User:Rdrg109/3/4

From Wikidata
Jump to navigation Jump to search

Introduction[edit]

This page contains a SPARQL query that can be used to build a frequency table of identifiers of online accounts used in a filtered set of items.

Motivation[edit]

I wanted to know the online accounts used by people that were born in People's Republic of China (Q148).

Content[edit]

SELECT
  ?property
  ?propertyLabel
  ?count
WITH {
  SELECT DISTINCT ?property ?wdt {
    ?property
      a wikibase:Property;
      wdt:P31/wdt:P279* wd:Q105388954;
      wikibase:directClaim ?wdt.
  }
} AS %0
WITH {
  SELECT DISTINCT ?item {
    ?item wdt:P106 wd:Q5482740.
  }
  LIMIT 1234
} AS %1
WITH {
  SELECT ?property (COUNT(*) AS ?count) {
    INCLUDE %0.
    INCLUDE %1.
    ?item ?wdt [].
  }
  GROUP BY ?property
} AS %2
{
  INCLUDE %2.
  SERVICE wikibase:label {bd:serviceParam wikibase:language "[AUTO_LANGUAGE]"}.
}
ORDER BY DESC(?count)
Try it!

Additional notes[edit]

You can change the content of the subquery named %1 so that the query acts on another filtered set of items (e.g. people that have the statement occupation (P106)programmer (Q5482740). If the subset you want to act involves a lot of items, the query will timeout. A workaround to this problem is to use LIMIT in the subset (as shown in the query above).

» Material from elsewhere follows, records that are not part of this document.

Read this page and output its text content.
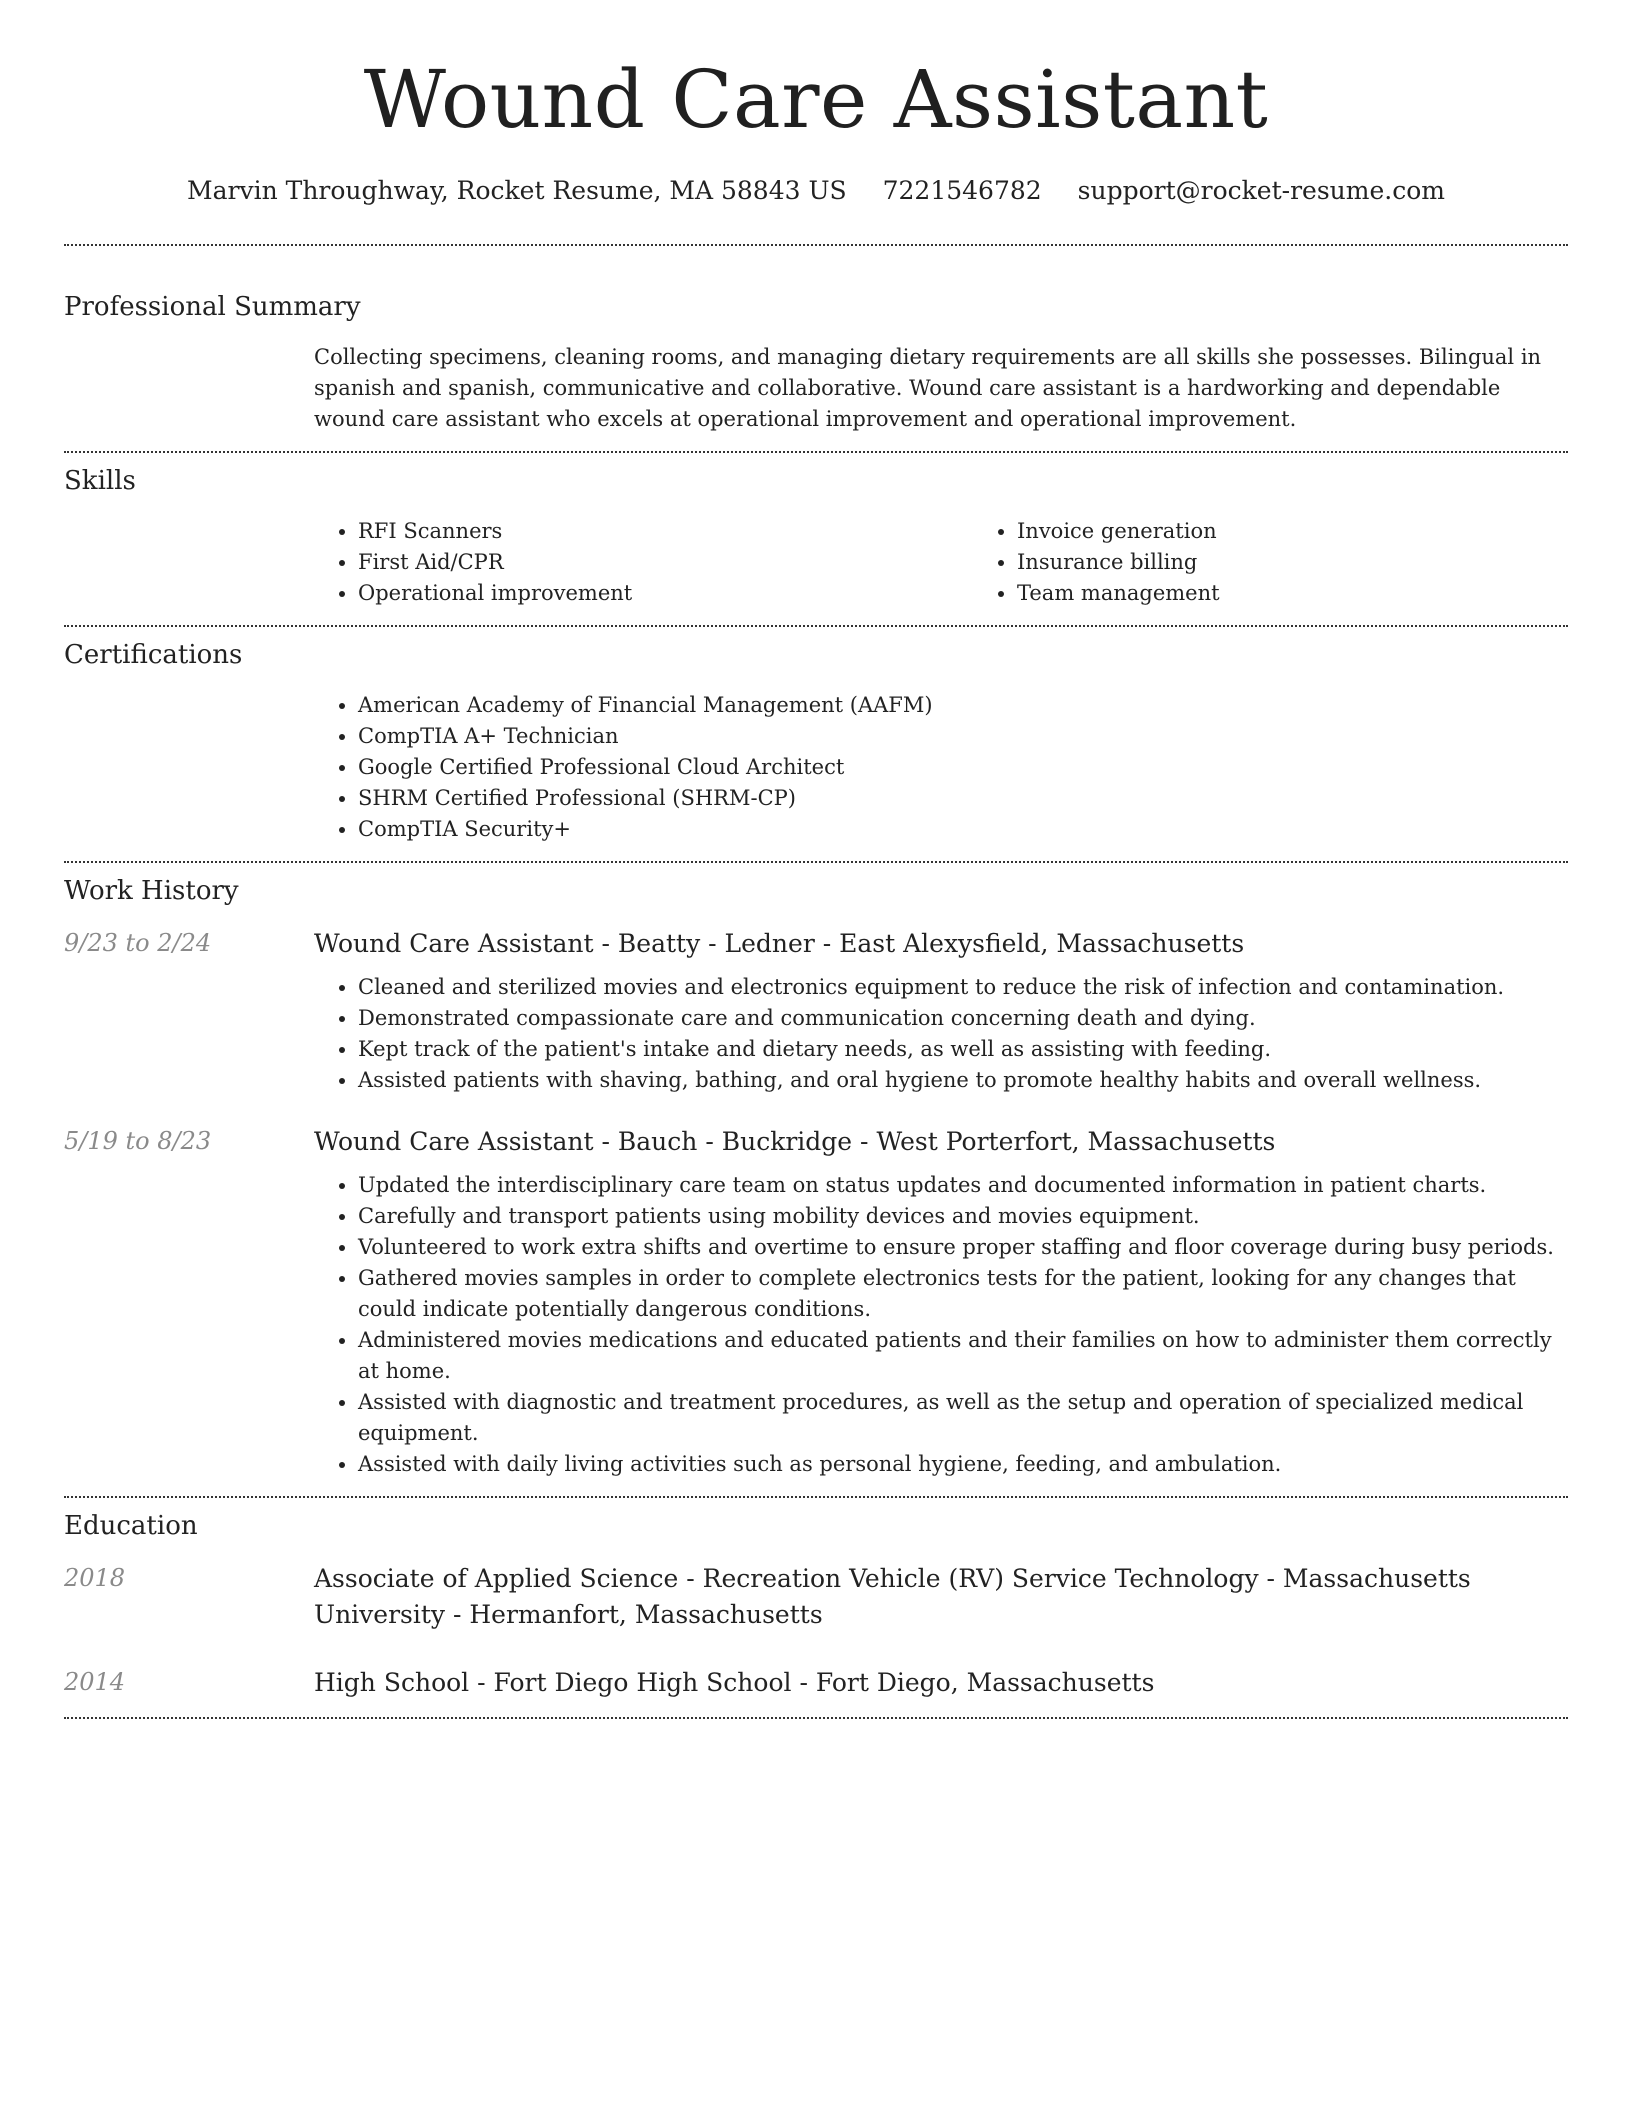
Wound Care Assistant
Marvin Throughway, Rocket Resume, MA 58843 US 7221546782 support@rocket-resume.com
Professional Summary
Collecting specimens, cleaning rooms, and managing dietary requirements are all skills she possesses. Bilingual in spanish and spanish, communicative and collaborative. Wound care assistant is a hardworking and dependable wound care assistant who excels at operational improvement and operational improvement.
Skills
• RFI Scanners
• First Aid/CPR
• Operational improvement
• Invoice generation
• Insurance billing
• Team management
Certifications
• American Academy of Financial Management (AAFM)
• CompTIA A+ Technician
• Google Certified Professional Cloud Architect
• SHRM Certified Professional (SHRM-CP)
• CompTIA Security+
Work History
9/23 to 2/24	Wound Care Assistant - Beatty - Ledner - East Alexysfield, Massachusetts
• Cleaned and sterilized movies and electronics equipment to reduce the risk of infection and contamination.
• Demonstrated compassionate care and communication concerning death and dying.
• Kept track of the patient's intake and dietary needs, as well as assisting with feeding.
• Assisted patients with shaving, bathing, and oral hygiene to promote healthy habits and overall wellness.
5/19 to 8/23	Wound Care Assistant - Bauch - Buckridge - West Porterfort, Massachusetts
• Updated the interdisciplinary care team on status updates and documented information in patient charts.
• Carefully and transport patients using mobility devices and movies equipment.
• Volunteered to work extra shifts and overtime to ensure proper staffing and floor coverage during busy periods.
• Gathered movies samples in order to complete electronics tests for the patient, looking for any changes that could indicate potentially dangerous conditions.
• Administered movies medications and educated patients and their families on how to administer them correctly at home.
• Assisted with diagnostic and treatment procedures, as well as the setup and operation of specialized medical equipment.
• Assisted with daily living activities such as personal hygiene, feeding, and ambulation.
Education
2018	Associate of Applied Science - Recreation Vehicle (RV) Service Technology - Massachusetts University - Hermanfort, Massachusetts
2014	High School - Fort Diego High School - Fort Diego, Massachusetts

I think this can be useful to know which platforms are used by a set of items. For example, if the set of items are people that have occupation (P106)programmer (Q5482740), GitHub username (P2037) will show up. If it is run on people that were born in People's Republic of China (Q148), Weibo user ID (P3579) will show up (link to the query).